The endurance tests included continuous measurements of heart rate, V[O.sub.2], carbon dioxide output, RER, and cadence. Additionally, capillary blood samples were obtained at 5 min intervals in order to measure whole blood lactate concentration. Furthermore, participants reported subjective RPEs throughout this test using the 6-20 Borg Scale [29]. While a fixed intensity (W) equating to the previously determined 4 mmol x [l.sup.-1] fixed blood lactate concentration was used during the endurance tests, the participants were able to freely choose their cadence. Using information relating to work done (WD), V[O.sub.2], RER, and an updated table of thermal equivalents of oxygen for nonprotein respiratory quotients [30], measures of GE and NE (percentage) were calculated [31] (Equations 1-2):

GE = (W/E) x 100 and (1)

NE = (W/E - [E.sub.R]) x 100, (2)

where W = external work, E = total energy expended, and [E.sub.R] = energy expended at rest.


The statistical analysis of the data was accomplished using Excel 2007 (Microsoft Corporation; Redmond, Washington) and Statistica software version 9.0 (StatSoft Inc; Tulsa, Oklahoma). To compare peak and average values of the sprint tests separately for the NCC and CC, overall, and over time and for all physiological data during the endurance tests, separate two-way analyses of variance with repeated measures were used. All combinations of the sprint tests were tested against each other. Where a significant main effect was observed, pairwise, Bonferroni post hoc tests were used to determine the precise location of any significant differences. Separate Wilcoxon matched pairs tests were used to explore differences in RPE within and between the endurance tests. Statistical significance was accepted at p < 0.05, and all subsequent data are presented as mean [+ or -] SD.


All participants were able to complete the incremental stage test, the sprint tests, and the endurance tests. Table 1 summarizes the values of peak aerobic power (W) and wattages associated with the fixed 4 mmol x [L.sup.-1] blood lactate concentration derived from the incremental exercise test.

Figure 2 presents mean [+ or -] SD values of the peak and average power output achieved during the four sprint tests. There were no significant differences (p > 0.05) between NCC and CC.

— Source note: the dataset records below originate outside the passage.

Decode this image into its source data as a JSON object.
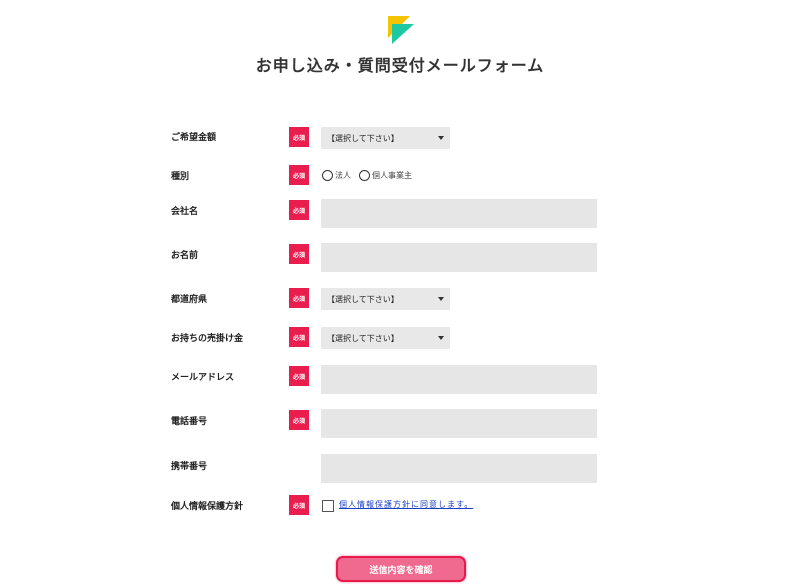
{
  "page": {
    "title": "お申し込み・質問受付メールフォーム"
  },
  "colors": {
    "badge": "#e91e4f",
    "logo_yellow": "#f5c400",
    "logo_teal": "#1ec8a0",
    "submit_bg": "#f06a8f",
    "submit_border": "#e8194d",
    "link": "#1a3fc2"
  },
  "required_label": "必須",
  "fields": {
    "amount": {
      "label": "ご希望金額",
      "value": "【選択して下さい】"
    },
    "type": {
      "label": "種別",
      "options": [
        "法人",
        "個人事業主"
      ]
    },
    "company": {
      "label": "会社名",
      "value": ""
    },
    "name": {
      "label": "お名前",
      "value": ""
    },
    "prefecture": {
      "label": "都道府県",
      "value": "【選択して下さい】"
    },
    "receivables": {
      "label": "お持ちの売掛け金",
      "value": "【選択して下さい】"
    },
    "email": {
      "label": "メールアドレス",
      "value": ""
    },
    "phone": {
      "label": "電話番号",
      "value": ""
    },
    "mobile": {
      "label": "携帯番号",
      "value": ""
    },
    "privacy": {
      "label": "個人情報保護方針",
      "agree_text": "個人情報保護方針に同意します。"
    }
  },
  "submit": {
    "label": "送信内容を確認"
  }
}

There was a significant difference (p = 0.03) in peak power for all tests and for both types of chainrings over time. Peak power values of the first and third sprint tests using the NCC were significantly higher (p = 0.01) than those achieved during the second and fourth tests using the NCC. For CC, the highest value (p = 0.03) of peak power output was achieved during the third sprint test.

Average power values of the sprint tests were similar (p > 0.05) between NCC and CC; however, differences (p = 0.01) were identified between tests for both chainrings (Figure 2). Here, average power values of the first and third sprint tests were higher than those of the second and fourth sprint tests for CC and NCC.

There were no significant results (p > 0.05) comparing NCC and CC during the endurance tests. Table 2 summarizes the mean [+ or -] SD values of energy expenditure (EE) (kilojoules) and GE and NE (percentage) after 10 and 20 min of exercise using the NCC and CC. Although GE and NE remained slightly higher after 20 min using the NCC, no significant differences (p > 0.05) were observed either between tests or over time.


The purpose of this study was to compare values of power measured during all-out sprinting as well as submaximal physiological responses, including calculations of GE and NE using either a CC or NCC. To our knowledge, no previous study has examined this topic in hand cycling. The results show no effect of using an NCC in hand cycling in the context of sprint performance, submaximal physiological parameters, or subjective RPEs during aerobic endurance tests. Therefore, it can be summarized that under the current test conditions, the use of an NCC does not offer an advantage compared with a conventional CC in hand cycling.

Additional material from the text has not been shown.